A former Disney Imagineer – someone who designs and constructs the theme parks – has thrown open the door on some of Disney World’s magical secrets.
Now, anyone who is a fan of the Florida parks knows that there’s plenty more than meets the eye at the happiest place on earth.
From hidden props on Main Street to the smells pumped out around the theme parks you could spend the whole day hunting down little quirks.
But, now a park designer who worked at Walt Disney World for eight years has shared some of her favourite secrets with Insider.
Firstly, it’s true that there are lots of hidden “tunnels” under the Magic Kingdom and Epcot.
But, it turns out that they’re not actually underground because the entire park actually sits on the second floor of the property – with the tunnels being the first.
Known as “utilisers” the tunnels allow employees, characters and merch to be moved around as well as rubbish and food to be transferred and collected. Using tunnels means the magic isn’t broken by staff lugging dustbins around or characters removing their heads!

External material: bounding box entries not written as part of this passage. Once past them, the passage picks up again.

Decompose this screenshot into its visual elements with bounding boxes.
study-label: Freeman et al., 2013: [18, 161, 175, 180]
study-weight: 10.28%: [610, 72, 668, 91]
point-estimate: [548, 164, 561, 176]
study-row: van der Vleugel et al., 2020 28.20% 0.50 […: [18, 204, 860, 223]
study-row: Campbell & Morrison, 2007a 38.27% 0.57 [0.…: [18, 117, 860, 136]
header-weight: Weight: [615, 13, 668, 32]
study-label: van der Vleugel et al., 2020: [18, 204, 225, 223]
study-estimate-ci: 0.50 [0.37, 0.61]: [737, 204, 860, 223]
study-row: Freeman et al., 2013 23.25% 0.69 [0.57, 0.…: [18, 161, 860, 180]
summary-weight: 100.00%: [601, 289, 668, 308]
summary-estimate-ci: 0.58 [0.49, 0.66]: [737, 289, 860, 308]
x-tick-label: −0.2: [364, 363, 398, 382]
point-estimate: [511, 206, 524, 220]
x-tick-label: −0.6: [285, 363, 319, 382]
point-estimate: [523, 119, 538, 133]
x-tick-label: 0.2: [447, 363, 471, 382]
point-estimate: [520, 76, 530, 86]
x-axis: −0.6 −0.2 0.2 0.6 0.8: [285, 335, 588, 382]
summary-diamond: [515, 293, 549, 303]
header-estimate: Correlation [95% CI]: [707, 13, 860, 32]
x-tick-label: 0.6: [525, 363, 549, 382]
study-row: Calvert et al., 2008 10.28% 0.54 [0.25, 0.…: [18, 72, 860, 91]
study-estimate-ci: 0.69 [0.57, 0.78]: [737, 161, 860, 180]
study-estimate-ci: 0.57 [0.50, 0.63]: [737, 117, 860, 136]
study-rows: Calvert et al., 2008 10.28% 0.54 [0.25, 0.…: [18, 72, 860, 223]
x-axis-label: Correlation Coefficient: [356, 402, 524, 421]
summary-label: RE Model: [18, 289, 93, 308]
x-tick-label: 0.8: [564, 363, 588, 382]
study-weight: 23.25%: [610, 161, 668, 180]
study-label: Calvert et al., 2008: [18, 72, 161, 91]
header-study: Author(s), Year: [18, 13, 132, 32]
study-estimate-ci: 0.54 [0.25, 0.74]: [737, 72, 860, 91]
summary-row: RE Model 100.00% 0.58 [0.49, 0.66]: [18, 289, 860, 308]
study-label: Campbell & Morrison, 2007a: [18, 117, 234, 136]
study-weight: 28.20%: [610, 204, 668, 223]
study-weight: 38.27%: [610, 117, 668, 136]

You can take a tour of the tunnel system by buying a Keys to the Kingdom tour for $99.
Walt’s last dream
Before the famous Disney founder passed away he started work on Epcot – also known as Experimental Prototype Community of Tomorrow.
But, apparently, it wasn’t meant to be just a theme park.
The imagineer explained that Walt wanted to build a fully functioning community inside an air-conditioned dome to show how people could live an “ideal way of life”.
The residents would use all the latest tech for fun, transport, markets and housing.
Sadly, when Walt died in 1966 the idea was scrapped.
Rides are 66-years-old
The ex-worker explained that all of Disneyland California’s opening day rides are still being used 66 years after first being used.
The secondary park was built in 1955 and you can still hop on original rides like the Jungle Cruise, Autopia and Snow White’s Scary Adventures.
The oldest ride at Disney World Florida is the Prince Charming Regal Carrousel because it was originally built by The Philadelphia Toboggan Company in 1917 before moving to the Magic Kingdom in 1971.